Bei den Rückkehrern bestehe die Gefahr, dass sie Anschläge planen oder Mitglieder für terroristische Organisationen rekrutieren. "Aus der früher abstrakten Terrorgefahr wurde inzwischen eine konkrete", so der Minister bei der Veröffentlichung.
Wie groß ist die Gefahr durch islamistischen Terrorismus?
Der Verfassungsschutzbericht 2013 beziffert das "islamistische Personenpotenzial" mit 43.190 – das sind rund 600 Personen mehr als 2012. Die mit Abstand größte Gruppe in der Liste islamistischer Organisationen ist die Islamische Gemeinschaft Milli Görüş (IGMG), die mitgliederstärkste türkische Gruppierung in Deutschland. Mit 31.000 Mitgliedern stellt sie mehr als drei Viertel des Islamismuspotenzials dar. Ihre Beobachtung durch den Verfassungsschutz ist umstritten, da sie in Deutschland bislang nicht durch Gewalttaten aufgefallen ist.
Islamismusexperte Werner Schiffauer erklärte bei einem Experten-Gespräch des Mediendienstes, dass die Verfassungsschützer der Länder Hamburg und Bremen die Organisation nicht mehr in ihren Berichten aufführen. "Die Zählung aller Vereinsmitglieder der IGMG bläst das Islamismuspotenzial unnötig auf", sagt Schiffauer. Dadurch verhindere man, dass viele islamische Gemeinden mit ins Boot geholt werden, um gegen Radikalisierung vorzugehen. Islamexperte Jörn Thielmann erklärte, das gelte auch für Salafisten. Nur ein Bruchteil der ultrakonservativen Salafisten sei gewaltbereit. Dennoch würden auch Muslime ins Visier geraten, die keine Salafisten sind, sondern lediglich ähnliche äußere Merkmale aufweisen, wie zum Beispiel einen hennagefärbten Bart.

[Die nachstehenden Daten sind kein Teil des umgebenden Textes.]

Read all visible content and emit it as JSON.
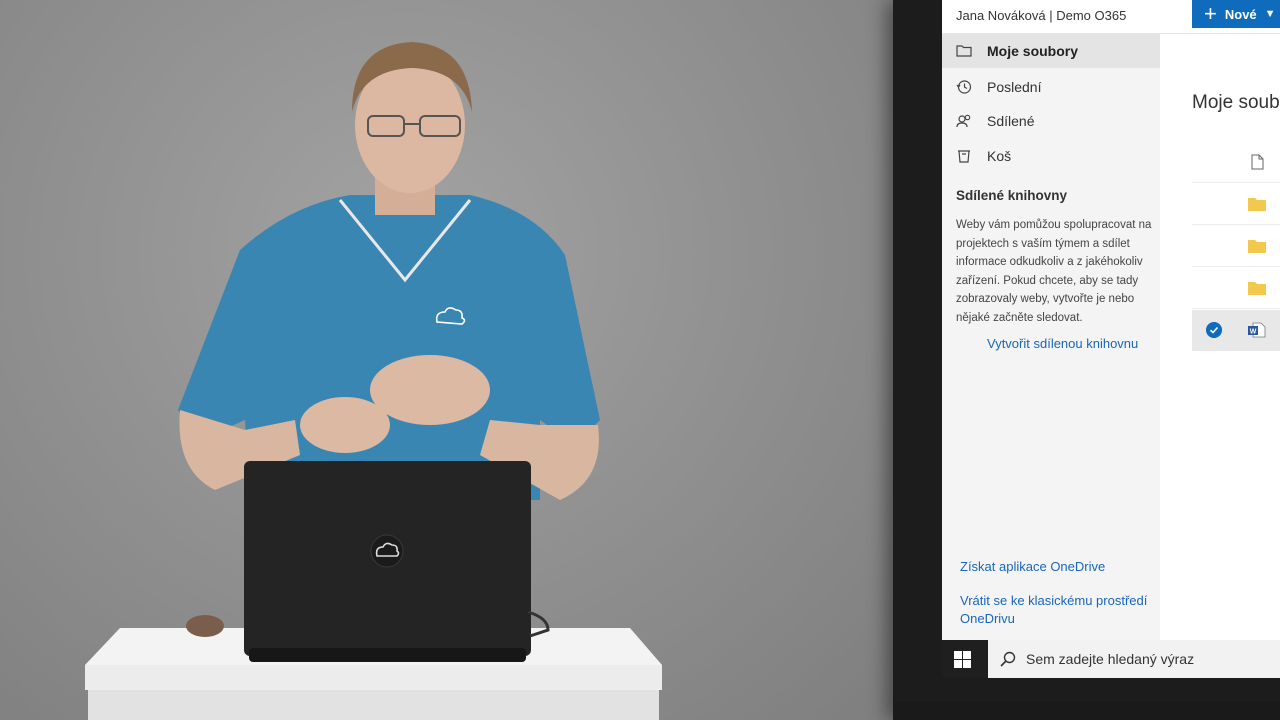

Beide Wissenschaftler kritisieren, wie der Verfassungsschutz zu seinen Einschätzungen kommt. Laut Werner Schiffauer basieren sie auf der Auswertung offener Quellen wie Zeitschriften, Flugblättern oder dem Internet sowie verdeckten Ermittlungen, Telefonüberwachungen oder dem Einsatz sogenannter V-Leute. Anhand dieser Informationen beurteile der Verfassungsschutz Organisationen nach einem Kategoriensystem, das auf alle extremistischen Strömungen angewendet werde.

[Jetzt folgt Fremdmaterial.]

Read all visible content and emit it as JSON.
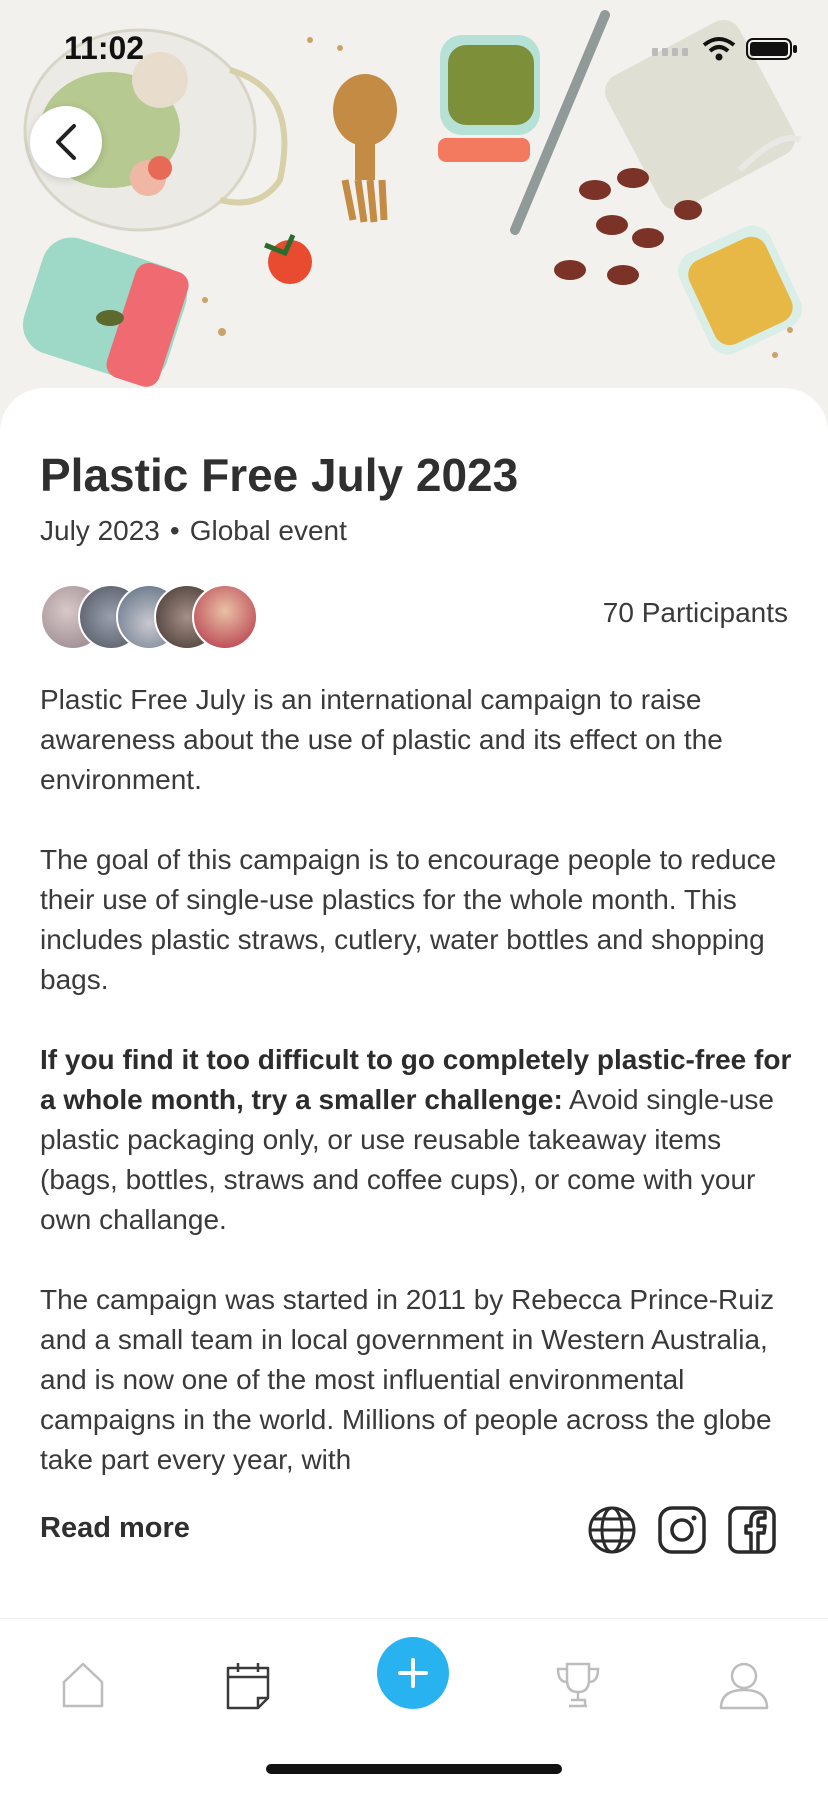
{
  "status_bar": {
    "time": "11:02"
  },
  "event": {
    "title": "Plastic Free July 2023",
    "date": "July 2023",
    "separator": "•",
    "scope": "Global event",
    "participants_label": "70 Participants"
  },
  "description": {
    "p1": "Plastic Free July is an international campaign to raise awareness about the use of plastic and its effect on the environment.",
    "p2": "The goal of this campaign is to encourage people to reduce their use of single-use plastics for the whole month. This includes plastic straws, cutlery, water bottles and shopping bags.",
    "p3_bold": "If you find it too difficult to go completely plastic-free for a whole month, try a smaller challenge:",
    "p3_rest": " Avoid single-use plastic packaging only, or use reusable takeaway items (bags, bottles, straws and coffee cups), or come with your own challange.",
    "p4": "The campaign was started in 2011 by Rebecca Prince-Ruiz and a small team in local government in Western Australia, and is now one of the most influential environmental campaigns in the world. Millions of people across the globe take part every year, with"
  },
  "read_more": "Read more",
  "social_icons": [
    "globe-icon",
    "instagram-icon",
    "facebook-icon"
  ],
  "tab_bar": {
    "items": [
      "home-icon",
      "calendar-icon",
      "add-icon",
      "trophy-icon",
      "profile-icon"
    ],
    "accent": "#29b2f0"
  },
  "colors": {
    "accent": "#29b2f0",
    "text": "#2f2f2f"
  }
}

Das Problem: Die Informationen seien nicht mehr als "bits and pieces" – "Fetzen und Stücke", so Schiffauer. Komplexe Diskussions- und Aushandlungsprozesse von Weltbildern innerhalb der Organisation berücksichtige er zumeist nicht. Das Beurteilungssystem führe vielmehr zu einem "Schubladen-Denken". Dem widerspricht der Verfassungsschutz nicht, sondern relativiert selbst auf seiner Website: Der Bericht "analysiert und bewertet maßgebliche Entwicklungen und Zusammenhänge", kann jedoch "keinen erschöpfenden Überblick geben".